Protein Misfolding Diseases . Neurodegeneration . Cell-to-Cell Protein Spreading Huntington’s Disease . Organotypic Slice Cultures . Human Cell Cultures
Neuronal Development and Degeneration
Pathogenic Protein Spreading and Neurodegeneration
The aim of our research is to reveal the role and mechanism of cell-to-cell spreading of potential toxic proteins in neurodegenerative disorders.
In neurodegenerative diseases the nervous system gets progressively altered. Impaired structure and function, due to degeneration of neural cells, results in severe behavioural disabilities and often death of the patient.
Understanding pathogenic mechanisms underlying the severe clinical progression of neurodegenerative disorders (NDs), like Alzheimer’s (AD), Parkinson’s (PD), and Huntington’s disease (HD) is critical for developing novel therapeutic strategies. Patients display a progressive accumulation of pathological changes ranging from epigenetic and transcriptional abnormalities to degeneration of neural circuits. These lesions arise in a typical spatiotemporal pattern in the brain. This might be explained by a potential novel disease pathway, which is termed: misfolded protein spreading. A process in which disease-linked, misfolded proteins propagate from cell to cell and function as seeds which convert healthy, like-proteins into toxic species by a procedure called templated misfolding. This phenomenon was first identified in Prion disorders in which it underlies the progressive spatiotemporal spreading of neuronal lesions through the brain. A series of exciting new studies have provided strong experimental evidence that a ‘prion-like’ self-propagating mechanism is applicable to a variety of proteins related to dissimilar neurodegenerative protein misfolding diseases (PMDs). These include Aβ and tau in AD, α-synuclein in PD, SOD1 in amyotrophic lateral sclerosis (ALS), TDP-43 in ALS and frontotemporal lobar dementia (FTLD), and mutant huntingtin (mHTT) in HD. Recent work suggests that pathogenic protein spreading matches the spatiotemporal progression pattern of neuronal lesions through the brain and that it propa-gates along neural networks in a pattern that matches the architecture of functional synaptic connectivity in the healthy human brain. The spreading of misfolded proteins might therefore be an important contributor to neuronal damage in PMDs. We use HD as a model disease to address the following questions:
• Is mHTT cell-to-cell spreading causally linked to neurodegeneration?

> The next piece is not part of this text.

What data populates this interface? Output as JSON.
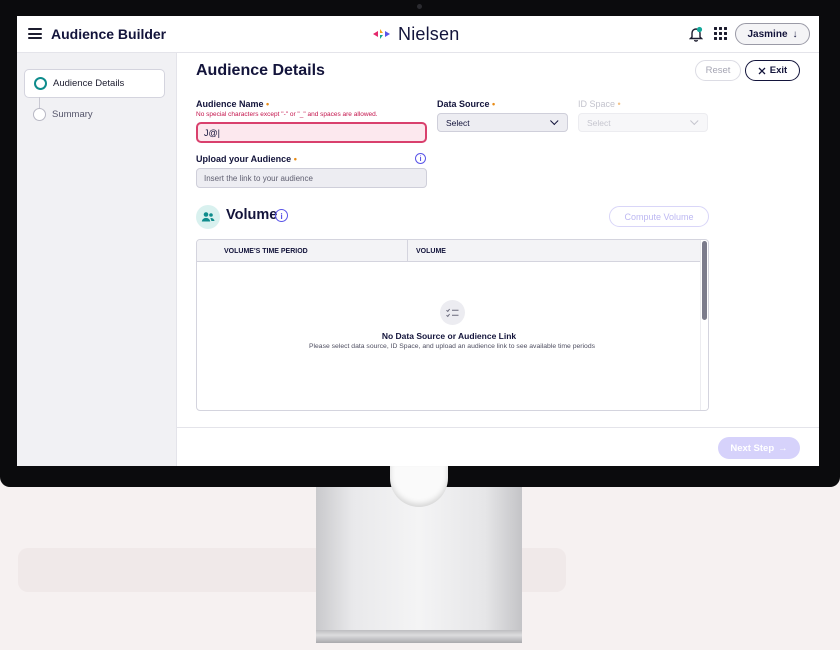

• Does mHTT transneuronal spreading depend on functional synaptic connectivity?
• Does mHTT spreading from spinal motor neurons to skeletal muscles contribute to muscle pathology?
These questions we address with a multidisciplinary experimental approach, including a wide array of tools, spanning from morphological and molecular cell biology to systemic physiology and behavioural analyses, applied to both HD mouse- and human induced pluripotent cell models.
With this approach we aim to disclose novel mechanisms of mHTT trans-neuronal spreading and consequences thereof for HD progression. The results likely are of high relevance to other neurodegenerative PMDs.